排斥定理

Teemo's dream

Teemo decides to use his money to conquer the universe.

It is known that there are m planets that humans can reach at present. They are numbered from 1 to m. Teemo bought n kinds of gateways. Their IDs are a1, a2, ..., an, the gateway whose ID is ai can transmit Teemo to the stars numbered ai,2ai, 3ai, ..., k*ai (1<=k*ai<=m, k is a positive integer), now Teemo wants to know, how many planets can he reach?

 

Input Format

On the firstline one positive number: the number of test cases, at most 20. After that per test case:

• One line contains two integers n and m, (1 <= n <= 15, 1<= m < = 1e9), respectively represent the number of the gateway, the number of the stars that humans can reach.
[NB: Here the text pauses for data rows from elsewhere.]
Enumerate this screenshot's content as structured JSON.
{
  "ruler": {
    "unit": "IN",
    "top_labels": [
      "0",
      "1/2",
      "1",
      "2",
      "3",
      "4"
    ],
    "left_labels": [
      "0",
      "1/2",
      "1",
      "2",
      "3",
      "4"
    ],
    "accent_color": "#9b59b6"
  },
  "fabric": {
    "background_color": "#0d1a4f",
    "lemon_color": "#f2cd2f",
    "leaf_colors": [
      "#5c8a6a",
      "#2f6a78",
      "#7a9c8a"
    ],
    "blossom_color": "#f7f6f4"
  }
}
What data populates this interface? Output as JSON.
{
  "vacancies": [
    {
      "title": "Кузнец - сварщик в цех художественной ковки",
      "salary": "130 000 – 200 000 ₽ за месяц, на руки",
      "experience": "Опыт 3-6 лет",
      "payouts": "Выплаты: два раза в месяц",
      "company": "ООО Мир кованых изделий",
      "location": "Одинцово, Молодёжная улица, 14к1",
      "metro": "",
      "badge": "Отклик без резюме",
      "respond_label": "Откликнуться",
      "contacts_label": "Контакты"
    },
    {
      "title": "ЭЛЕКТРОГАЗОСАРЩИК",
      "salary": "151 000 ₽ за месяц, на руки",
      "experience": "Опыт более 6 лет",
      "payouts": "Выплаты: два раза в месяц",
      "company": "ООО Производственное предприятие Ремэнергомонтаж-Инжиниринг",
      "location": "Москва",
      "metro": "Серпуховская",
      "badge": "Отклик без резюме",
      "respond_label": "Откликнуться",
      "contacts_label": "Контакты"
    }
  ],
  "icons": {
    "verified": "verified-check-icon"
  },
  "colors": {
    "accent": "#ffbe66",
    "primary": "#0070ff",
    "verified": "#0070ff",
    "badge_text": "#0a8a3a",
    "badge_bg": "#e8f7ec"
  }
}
• One line contains n integers, the i-th integer a[i], indicating that the ID of the  i-th gateway is a[i], (2<=a[i]<=1e9).

 

Ouput Format

Per test case:

• One line contains an integer, which indicates how many planets Teemo can reach at most.

 

样例输入

2
2 15
2 3
5 100
2 3 4 5 6

样例输出

10
74

 

#include <bits/stdc++.h>
#define ll long long
using namespace std;
int t, n;
ll m, a[20];
int main() {
    cin >> t;
    while(t--) {
        cin >> n >> m;
        for(int i = 0; i < n; i ++) cin >> a[i];
        ll ans = 0;
        for(int state = 1; state < (1<<n); ++state) {
            ll cnt = 0, _lcm = 1;
            for(int i = 0; i < n; i ++) {
                if(state&(1<<i)) {
                    _lcm = _lcm/__gcd(a[i],_lcm)*a[i];
                    cnt ++;
                    if(_lcm > m) break;
                }
            }
            ans += cnt%2 ? m/_lcm: -m/_lcm;
        }
        cout << ans << endl;
    }
    return 0;
}